Depuis le 1er janvier 2017, le représentant légal d’une personne morale doit désigner le conducteur au volant d’un des véhicules de l’entreprise, quand il est verbalisé pour certaines infractions, dont l’excès de vitesse relevé à l’aide d’un radar automatique. À défaut, il encourt une amende d’au moins 450 € et jusqu’à 3 750 € devant un tribunal.
Si en théorie ce principe d’obligation de désignation est simple, les modalités de son application, et plus particulièrement du délai de 45 jours prévu par l’article L 121-6 du Code de la route, engendrent un important contentieux. Une récente décision de la Cour de cassation en apporte une nouvelle illustration.

La notion de délai fait débat

La décision n° 20-85.020, n° 1221 B de la Cour de cassation du 9 novembre 2021 fait suite à l’examen d’un pourvoi concernant une affaire dans laquelle un excès de vitesse avait été relevé le 2 octobre 2017 sur un véhicule d’entreprise.
Un avis d’infraction avait été émis le 7 octobre 2017 et l’amende correspondante payée dans le courant du même mois par l’entreprise qui en était propriétaire. Celle-ci avait ensuite reçu un avis de contravention pour défaut de désignation qu’elle avait contesté, notamment au motif que l’amende encourue pour l’infraction d’excès de vitesse avait été payée dans le délai imparti. Le tribunal saisi avait jugé que l’infraction de non-désignation était bien constituée, condamnant l’entreprise à 675 € d’amende. Cette dernière avait alors fait appel de la décision, qui sera néanmoins confirmée par la suite. Devant la Cour de cassation qu’elle avait ensuite saisie, la société faisait valoir le raisonnement suivant : l’avis de contravention routière édité le 7 octobre n’ayant pu être envoyé le jour même, l’omission de désigner le conducteur ne pouvait être constatée dès le 22 novembre sans violer l’obligation de respecter le délai légal de 45 jours.
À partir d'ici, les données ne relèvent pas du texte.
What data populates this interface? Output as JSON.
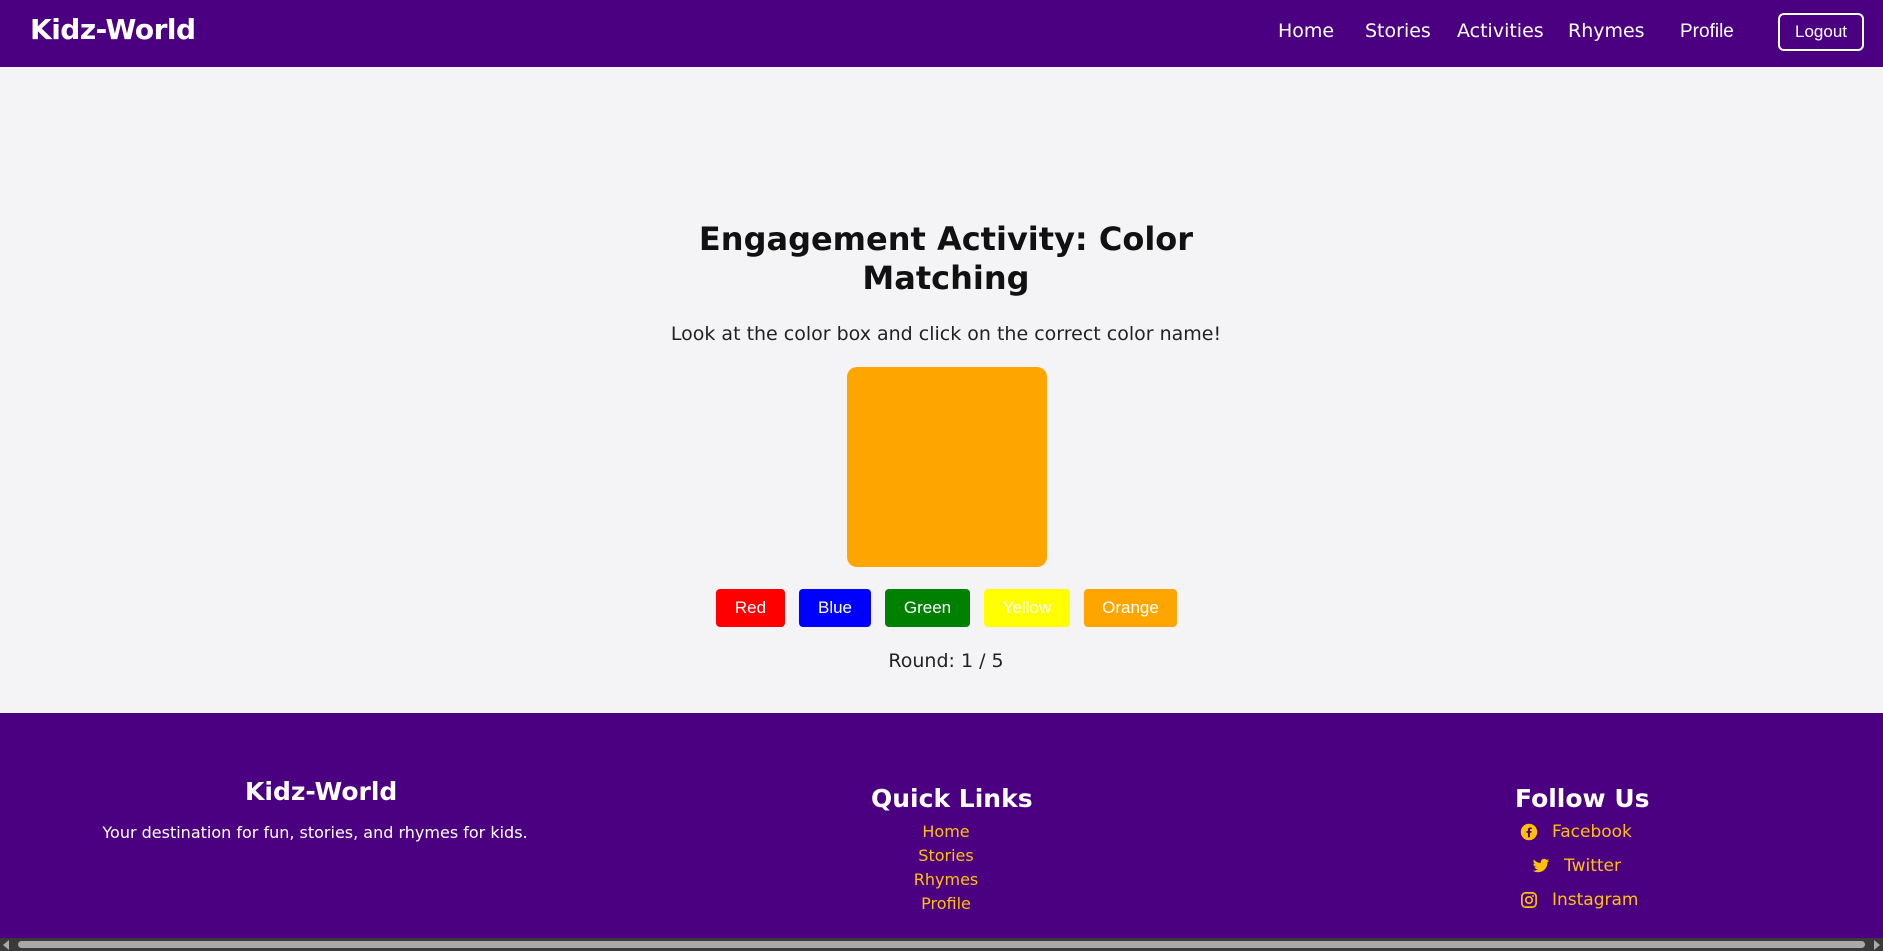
{
  "navbar": {
    "logo": "Kidz-World",
    "links": [
      "Home",
      "Stories",
      "Activities",
      "Rhymes",
      "Profile"
    ],
    "logout_label": "Logout"
  },
  "activity": {
    "title": "Engagement Activity: Color Matching",
    "instructions": "Look at the color box and click on the correct color name!",
    "current_color": "#ffa500",
    "choices": [
      {
        "label": "Red",
        "color": "#ff0000"
      },
      {
        "label": "Blue",
        "color": "#0000ff"
      },
      {
        "label": "Green",
        "color": "#008000"
      },
      {
        "label": "Yellow",
        "color": "#ffff00"
      },
      {
        "label": "Orange",
        "color": "#ffa500"
      }
    ],
    "round_label": "Round: 1 / 5"
  },
  "footer": {
    "brand": "Kidz-World",
    "tagline": "Your destination for fun, stories, and rhymes for kids.",
    "quick_links_heading": "Quick Links",
    "quick_links": [
      "Home",
      "Stories",
      "Rhymes",
      "Profile"
    ],
    "follow_heading": "Follow Us",
    "social": [
      {
        "label": "Facebook",
        "icon": "facebook-icon"
      },
      {
        "label": "Twitter",
        "icon": "twitter-icon"
      },
      {
        "label": "Instagram",
        "icon": "instagram-icon"
      }
    ]
  },
  "colors": {
    "brand_purple": "#4b0082",
    "link_gold": "#ffc107",
    "page_bg": "#f4f4f6"
  }
}
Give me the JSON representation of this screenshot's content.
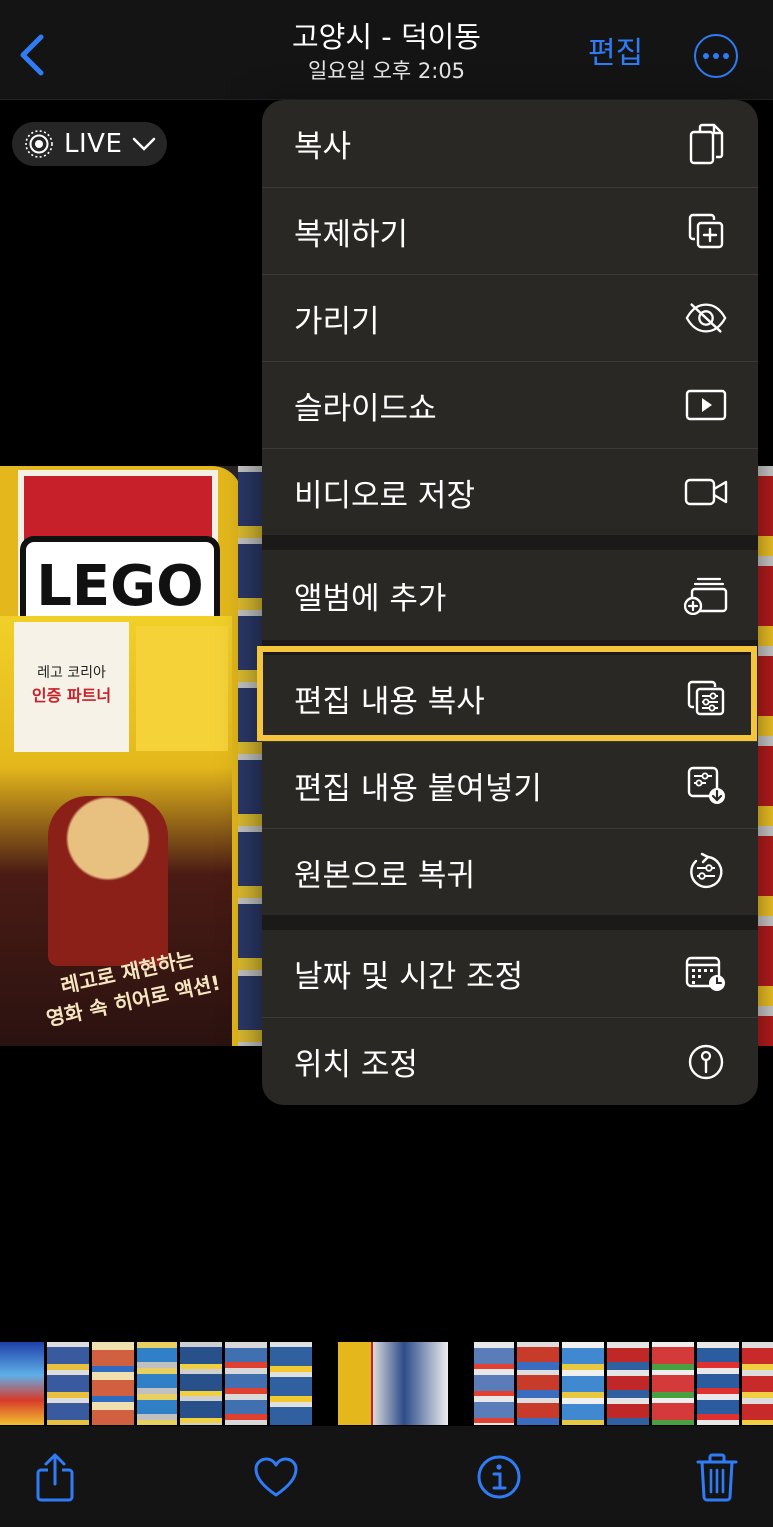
{
  "nav": {
    "back_icon": "chevron-left-icon",
    "title": "고양시 - 덕이동",
    "subtitle": "일요일 오후 2:05",
    "edit_label": "편집",
    "more_icon": "ellipsis-circle-icon",
    "accent": "#2f7cf6"
  },
  "live_badge": {
    "label": "LIVE",
    "icon": "live-photo-icon"
  },
  "photo": {
    "logo_text": "LEGO",
    "poster_line1": "레고 코리아",
    "poster_line2": "인증 파트너",
    "poster_bottom_line1": "레고로 재현하는",
    "poster_bottom_line2": "영화 속 히어로 액션!"
  },
  "menu": {
    "items": [
      {
        "label": "복사",
        "icon": "copy-icon"
      },
      {
        "label": "복제하기",
        "icon": "duplicate-icon"
      },
      {
        "label": "가리기",
        "icon": "eye-slash-icon"
      },
      {
        "label": "슬라이드쇼",
        "icon": "play-rectangle-icon"
      },
      {
        "label": "비디오로 저장",
        "icon": "video-camera-icon"
      },
      {
        "label": "앨범에 추가",
        "icon": "add-to-album-icon"
      },
      {
        "label": "편집 내용 복사",
        "icon": "copy-edits-icon"
      },
      {
        "label": "편집 내용 붙여넣기",
        "icon": "paste-edits-icon"
      },
      {
        "label": "원본으로 복귀",
        "icon": "revert-icon"
      },
      {
        "label": "날짜 및 시간 조정",
        "icon": "calendar-clock-icon"
      },
      {
        "label": "위치 조정",
        "icon": "location-info-icon"
      }
    ],
    "highlight_color": "#f5c53b"
  },
  "toolbar": {
    "share_icon": "share-icon",
    "favorite_icon": "heart-icon",
    "info_icon": "info-icon",
    "delete_icon": "trash-icon"
  }
}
La Cour de cassation a validé cette argumentation au regard des éléments suivants :

  • “il n’est pas contesté que le procès-verbal constatant l’infraction de non-transmission de l’identité du conducteur indique que l’avis de contravention routière a été édité le 7 octobre 2017 sans en préciser la date d’envoi”,
  • “la contestation de la requérante était sérieuse, l’envoi dudit avis à une date postérieure au 7 octobre impliquant qu’au 22 novembre 2017 le délai de 45 jours ne pouvait être échu”.
    Quelle peut être la portée de cet arrêt de la Cour de cassation ?

La fixation du point de départ du délai assouplie

La Cour de cassation présume, depuis la création de l’article L 121-6 du Code de la route, que la date d’émission de l’avis de contravention routière est la même que celle de l’envoi de cet avis. Le point de départ du délai de 45 jours est donc cette date mentionnée dans le procès-verbal relatif à l’infraction de non-désignation (Cass. Crim., 7 janv. 2020 ; Cass. Crim., 7 janv. 2020 ; Cass. Crim. avis, 16 juin 2020). Par ailleurs, elle contestait régulièrement le caractère sérieux des contestations qu’elle jugeait tardives lorsqu’elles n’avaient été élevées ni dans la requête en exonération relative au procès-verbal de non-désignation, ni devant le tribunal de police (Cass. crim., 10 mars 2020, n° 19-83.222 ; Cass. crim., 13 avril 2021, n° 20-85.795 ; Cass. crim., 8 juin 2021, n° 20-85.792).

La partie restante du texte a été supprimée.